NPWJ statement on International Indigenous Women's Day

5 September 2020


 
International Indigenous Women's Day is held each year on 5 September to honour Bartolina Sisa, an Aymara leader who was killed after leading an indigenous uprising against the Spanish crown. This day is mainly celebrated in Andean countries such as Argentina, Bolivia, Chile and Peru, and was established during the Second Meeting of Organizations and Movements of America in 1983. Its purpose is to raise awareness about the living conditions of indigenous women and enhance their contribution to humankind through their work and knowledge.
 
While the word celebrates the importance of the role and contribution of indigenous women, we take this opportunity to also express our concerns regarding systematic violence and oppression against them. In many parts of the world, indigenous women are collectively raising their voices to advocate for several critical issues related to land occupation, environmental devastation and full recognition and respect of their fundamental rights. They are calling upon governmental authorities and civil society to address these issues and support their efforts to create reasonable legislation and effectively protect their communities and territories.
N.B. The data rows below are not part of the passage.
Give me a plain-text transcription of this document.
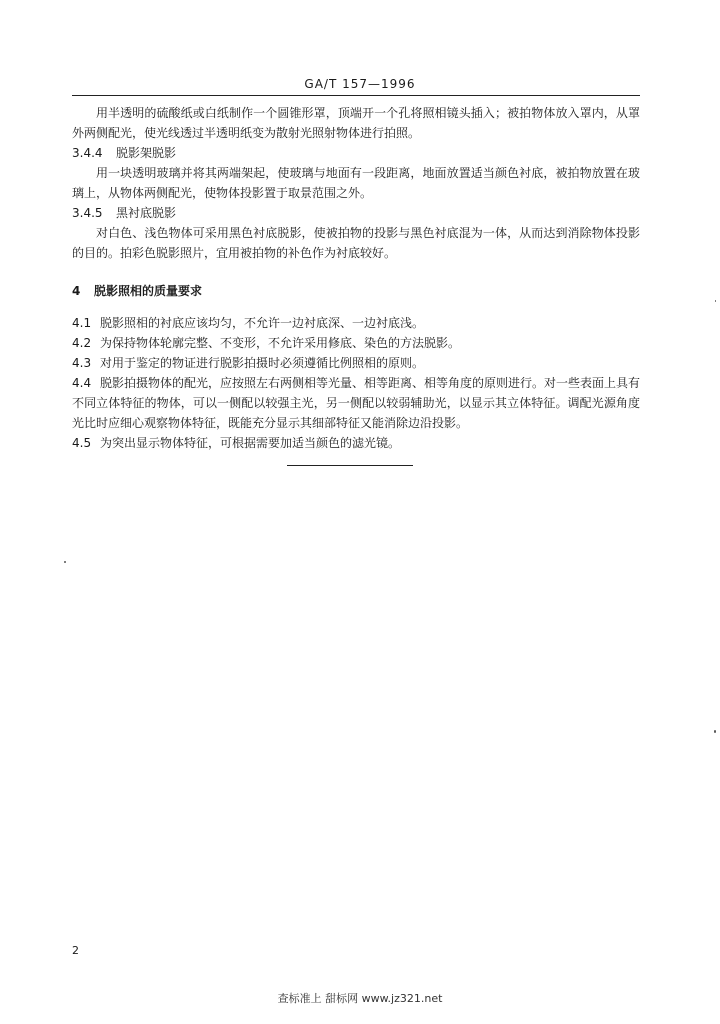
GA/T 157—1996

用半透明的硫酸纸或白纸制作一个圆锥形罩，顶端开一个孔将照相镜头插入；被拍物体放入罩内，从罩外两侧配光，使光线透过半透明纸变为散射光照射物体进行拍照。

3.4.4 脱影架脱影

用一块透明玻璃并将其两端架起，使玻璃与地面有一段距离，地面放置适当颜色衬底，被拍物放置在玻璃上，从物体两侧配光，使物体投影置于取景范围之外。

3.4.5 黑衬底脱影

对白色、浅色物体可采用黑色衬底脱影，使被拍物的投影与黑色衬底混为一体，从而达到消除物体投影的目的。拍彩色脱影照片，宜用被拍物的补色作为衬底较好。

4 脱影照相的质量要求

4.1 脱影照相的衬底应该均匀，不允许一边衬底深、一边衬底浅。

4.2 为保持物体轮廓完整、不变形，不允许采用修底、染色的方法脱影。

4.3 对用于鉴定的物证进行脱影拍摄时必须遵循比例照相的原则。

4.4 脱影拍摄物体的配光，应按照左右两侧相等光量、相等距离、相等角度的原则进行。对一些表面上具有不同立体特征的物体，可以一侧配以较强主光，另一侧配以较弱辅助光，以显示其立体特征。调配光源角度光比时应细心观察物体特征，既能充分显示其细部特征又能消除边沿投影。

4.5 为突出显示物体特征，可根据需要加适当颜色的滤光镜。

2
查标准上 甜标网 www.jz321.net
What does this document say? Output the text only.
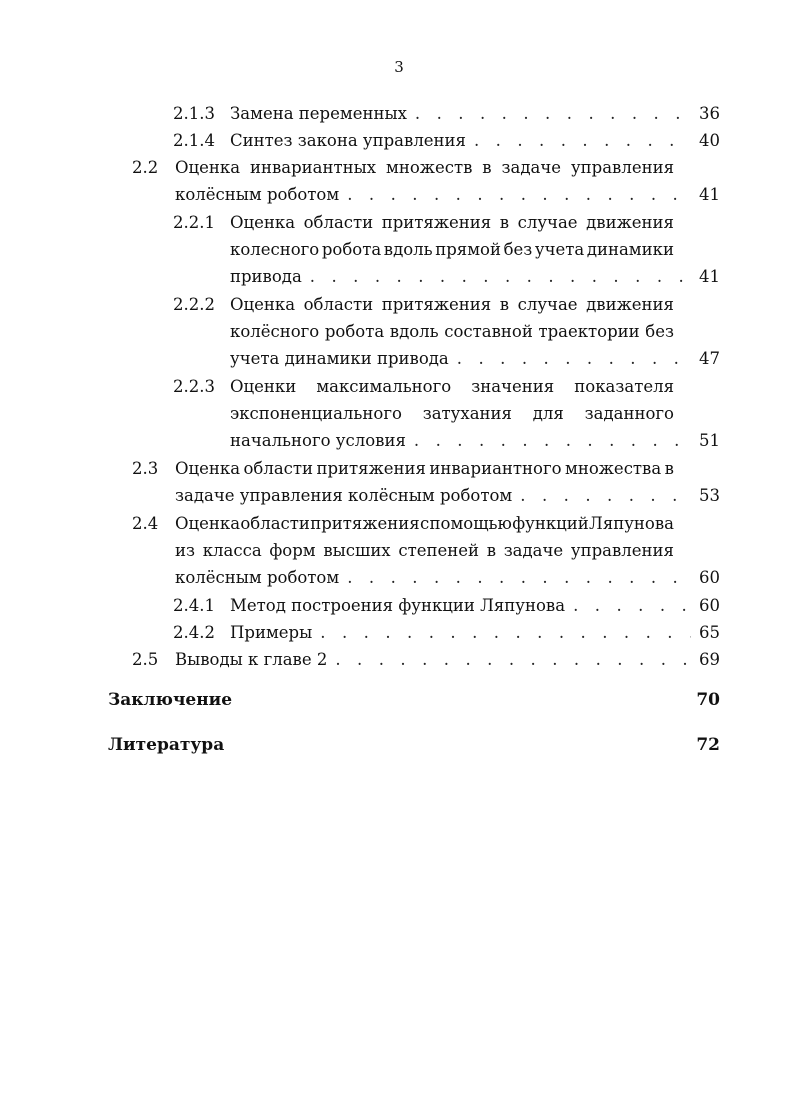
3
2.1.3 Замена переменных . . .	36
2.1.4 Синтез закона управления . . .	40
2.2 Оценка инвариантных множеств в задаче управления
колёсным роботом . . .	41
2.2.1 Оценка области притяжения в случае движения
колесного робота вдоль прямой без учета динамики
привода . . .	41
2.2.2 Оценка области притяжения в случае движения
колёсного робота вдоль составной траектории без
учета динамики привода . . .	47
2.2.3 Оценки максимального значения показателя
экспоненциального затухания для заданного
начального условия . . .	51
2.3 Оценка области притяжения инвариантного множества в
задаче управления колёсным роботом . . .	53
2.4 Оценка области притяжения с помощью функций Ляпунова
из класса форм высших степеней в задаче управления
колёсным роботом . . .	60
2.4.1 Метод построения функции Ляпунова . . .	60
2.4.2 Примеры . . .	65
2.5 Выводы к главе 2 . . .	69
Заключение	70
Литература	72
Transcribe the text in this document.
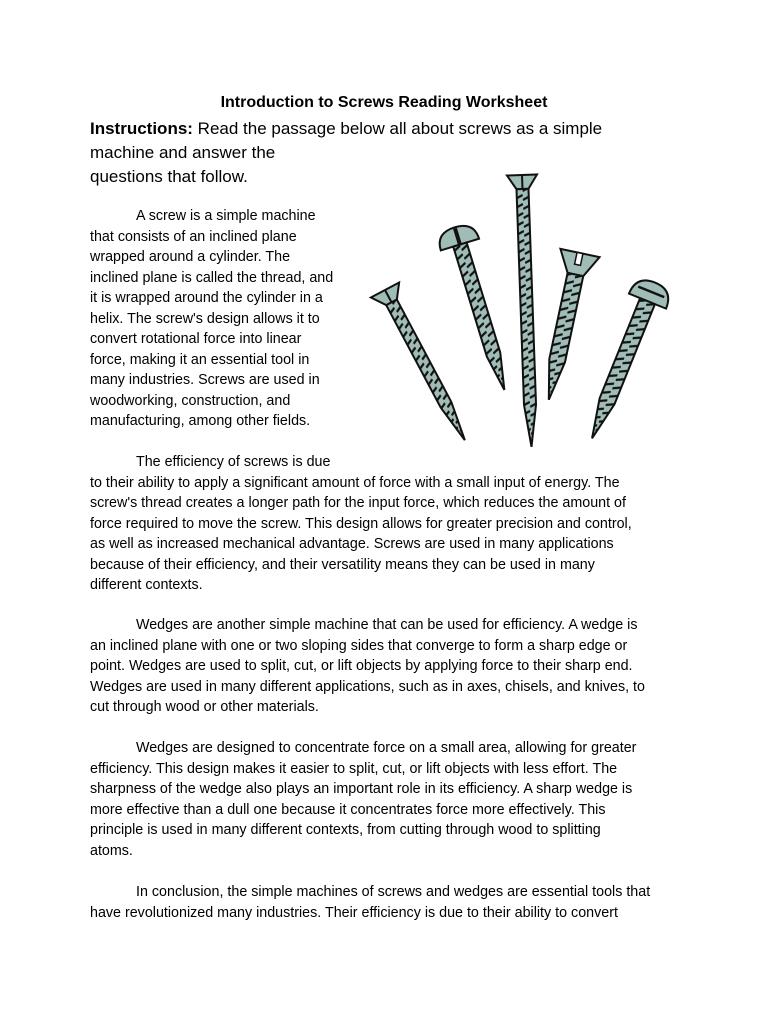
Introduction to Screws Reading Worksheet
Instructions: Read the passage below all about screws as a simple
machine and answer the
questions that follow.
A screw is a simple machine
that consists of an inclined plane
wrapped around a cylinder. The
inclined plane is called the thread, and
it is wrapped around the cylinder in a
helix. The screw's design allows it to
convert rotational force into linear
force, making it an essential tool in
many industries. Screws are used in
woodworking, construction, and
manufacturing, among other fields.
The efficiency of screws is due
to their ability to apply a significant amount of force with a small input of energy. The
screw's thread creates a longer path for the input force, which reduces the amount of
force required to move the screw. This design allows for greater precision and control,
as well as increased mechanical advantage. Screws are used in many applications
because of their efficiency, and their versatility means they can be used in many
different contexts.
Wedges are another simple machine that can be used for efficiency. A wedge is
an inclined plane with one or two sloping sides that converge to form a sharp edge or
point. Wedges are used to split, cut, or lift objects by applying force to their sharp end.
Wedges are used in many different applications, such as in axes, chisels, and knives, to
cut through wood or other materials.
Wedges are designed to concentrate force on a small area, allowing for greater
efficiency. This design makes it easier to split, cut, or lift objects with less effort. The
sharpness of the wedge also plays an important role in its efficiency. A sharp wedge is
more effective than a dull one because it concentrates force more effectively. This
principle is used in many different contexts, from cutting through wood to splitting
atoms.
In conclusion, the simple machines of screws and wedges are essential tools that
have revolutionized many industries. Their efficiency is due to their ability to convert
With this statement, we take up their call and stand in solidarity with their fight.
 
As documented by the UN Expert Group meeting on violence against indigenous women and girls, indigenous women continue to face the destructive health consequences of environmental degradation and extraction, notably resulting in the pollution of water resources and destruction of ancestral agricultural lands. Furthermore, indigenous women are facing persecution and discrimination when they try to lead transformation processes and defend their territories. These violations simply must stop and those responsible for it should be held accountable.
 
In some regions, particularly in South America, the intensified human rights crisis needs to be addressed by urgent and concrete action. The number of women killed in Colombia - while working in communities and defending human rights - went up almost 50% in 2019. COVID-19 has impacted every facet of indigenous communities' lives, with the pandemic exacerbating pre-existing adverse living conditions. Indigenous women are less likely to be medically insured and due to restricted mobility and dispossession, they have limited capacity to report human rights violations and access legal services.
 
 
NPWJ recognises the value and importance of indigenous women as agents of change and calls for comprehensive national and international actions and measures aimed at ensuring they can fulfil this role. Indigenous women are an example of resilience and their knowledge and experiences must be heard and heeded. Through our project to end impunity for human and environmental devastation in Amazonia, we firmly commit to working with indigenous women and supporting their actions. Finally, we call on States to protect indigenous women leaders, involve them in decision-making processes and ensure they have a central role in leading national change.